Question

A and B are two events such that \(\rm P(A) = \dfrac{1}{2}\), \(\rm P(B) = \dfrac{1}{3}\) and \(\rm P(A\cap B) = \dfrac{1}{4}\). The values P(A|B) and P(B|A) are:

1. \(\rm \dfrac{1}{6},\ \dfrac{1}{6}\)
2. \(\rm \dfrac{2}{3},\ \dfrac{3}{2}\)
3. \(\rm \dfrac{3}{4},\ \dfrac{1}{2}\)
4. \(\rm \dfrac{3}{4},\ \dfrac{1}{4}\)
5. None of these

Answer 1

Correct Answer - Option 3 : \(\rm \dfrac{3}{4},\ \dfrac{1}{2}\)

Concept:

If A and B are two events, then the conditional probability of A given B is defined as:
\(\rm P(A|B)=\dfrac{P(A\cap B)}{P(B)}\), when P(B) > 0.

Solution:

Given that , \(\rm P(A) = \dfrac{1}{2}\), \(\rm P(B) = \dfrac{1}{3}\) and \(\rm P(A\cap B) = \dfrac{1}{4}\).

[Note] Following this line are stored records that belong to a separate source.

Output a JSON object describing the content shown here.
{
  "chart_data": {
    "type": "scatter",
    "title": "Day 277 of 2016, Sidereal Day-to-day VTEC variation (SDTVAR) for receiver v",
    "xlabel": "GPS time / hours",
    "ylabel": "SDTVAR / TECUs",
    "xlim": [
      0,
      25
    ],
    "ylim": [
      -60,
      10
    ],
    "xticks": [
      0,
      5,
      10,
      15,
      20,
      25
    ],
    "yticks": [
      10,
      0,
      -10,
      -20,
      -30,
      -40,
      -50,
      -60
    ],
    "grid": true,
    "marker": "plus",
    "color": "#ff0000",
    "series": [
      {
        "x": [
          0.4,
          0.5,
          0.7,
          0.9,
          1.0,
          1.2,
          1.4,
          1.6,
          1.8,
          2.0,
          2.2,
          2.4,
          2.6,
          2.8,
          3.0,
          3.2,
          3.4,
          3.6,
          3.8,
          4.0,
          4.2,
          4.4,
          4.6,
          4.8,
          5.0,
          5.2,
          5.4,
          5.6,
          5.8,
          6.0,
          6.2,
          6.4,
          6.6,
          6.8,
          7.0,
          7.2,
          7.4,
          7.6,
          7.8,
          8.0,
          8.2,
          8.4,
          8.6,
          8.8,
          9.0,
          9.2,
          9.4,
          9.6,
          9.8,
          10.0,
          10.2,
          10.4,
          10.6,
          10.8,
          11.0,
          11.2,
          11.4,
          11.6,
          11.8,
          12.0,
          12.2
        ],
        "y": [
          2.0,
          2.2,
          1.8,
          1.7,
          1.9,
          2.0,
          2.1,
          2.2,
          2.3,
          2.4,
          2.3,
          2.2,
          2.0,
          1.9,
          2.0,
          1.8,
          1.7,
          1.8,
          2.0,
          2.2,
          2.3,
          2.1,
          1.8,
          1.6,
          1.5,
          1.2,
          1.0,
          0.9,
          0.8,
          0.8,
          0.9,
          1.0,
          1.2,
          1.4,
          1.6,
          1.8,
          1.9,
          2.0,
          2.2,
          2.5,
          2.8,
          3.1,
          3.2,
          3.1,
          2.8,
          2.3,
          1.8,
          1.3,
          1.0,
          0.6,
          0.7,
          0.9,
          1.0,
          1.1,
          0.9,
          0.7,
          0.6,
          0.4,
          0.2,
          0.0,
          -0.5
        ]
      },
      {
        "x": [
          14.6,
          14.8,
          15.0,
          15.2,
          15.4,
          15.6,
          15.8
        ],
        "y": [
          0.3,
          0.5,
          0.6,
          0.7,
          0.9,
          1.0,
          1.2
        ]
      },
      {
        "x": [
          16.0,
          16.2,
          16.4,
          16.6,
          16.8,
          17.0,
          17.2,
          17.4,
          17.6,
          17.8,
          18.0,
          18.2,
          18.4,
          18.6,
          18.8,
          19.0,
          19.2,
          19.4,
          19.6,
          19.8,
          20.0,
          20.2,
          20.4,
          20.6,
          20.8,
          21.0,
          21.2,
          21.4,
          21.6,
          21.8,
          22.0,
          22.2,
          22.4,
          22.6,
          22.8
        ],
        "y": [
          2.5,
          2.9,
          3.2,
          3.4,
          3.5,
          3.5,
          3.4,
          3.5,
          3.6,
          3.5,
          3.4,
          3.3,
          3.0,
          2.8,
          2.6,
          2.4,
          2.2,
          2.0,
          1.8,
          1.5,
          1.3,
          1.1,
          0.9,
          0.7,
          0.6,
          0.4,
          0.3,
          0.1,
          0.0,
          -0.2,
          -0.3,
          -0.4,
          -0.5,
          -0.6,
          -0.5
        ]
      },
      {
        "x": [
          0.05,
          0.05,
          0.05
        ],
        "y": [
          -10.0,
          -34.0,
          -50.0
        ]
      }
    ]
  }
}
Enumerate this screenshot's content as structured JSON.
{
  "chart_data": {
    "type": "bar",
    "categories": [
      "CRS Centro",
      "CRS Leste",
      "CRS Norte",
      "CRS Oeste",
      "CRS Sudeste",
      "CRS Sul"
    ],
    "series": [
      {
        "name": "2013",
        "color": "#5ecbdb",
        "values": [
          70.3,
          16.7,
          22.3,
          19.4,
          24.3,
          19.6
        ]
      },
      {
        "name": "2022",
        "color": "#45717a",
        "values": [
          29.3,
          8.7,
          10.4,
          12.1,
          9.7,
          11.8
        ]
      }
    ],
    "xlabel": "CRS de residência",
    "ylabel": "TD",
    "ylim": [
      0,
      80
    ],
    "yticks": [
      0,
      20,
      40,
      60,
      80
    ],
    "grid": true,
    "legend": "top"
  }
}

\(\rm P(A|B)=\dfrac{P(A\cap B)}{P(B)}=\dfrac{\tfrac{1}{4}}{\tfrac{1}{3}}=\dfrac{1}{4}\times\dfrac{3}{1}=\dfrac{3}{4}\).

\(\rm P(B|A)=\dfrac{P(A\cap B)}{P(A)}=\dfrac{\tfrac{1}{4}}{\tfrac{1}{2}}=\dfrac{1}{4}\times\dfrac{2}{1}=\dfrac{1}{2}\).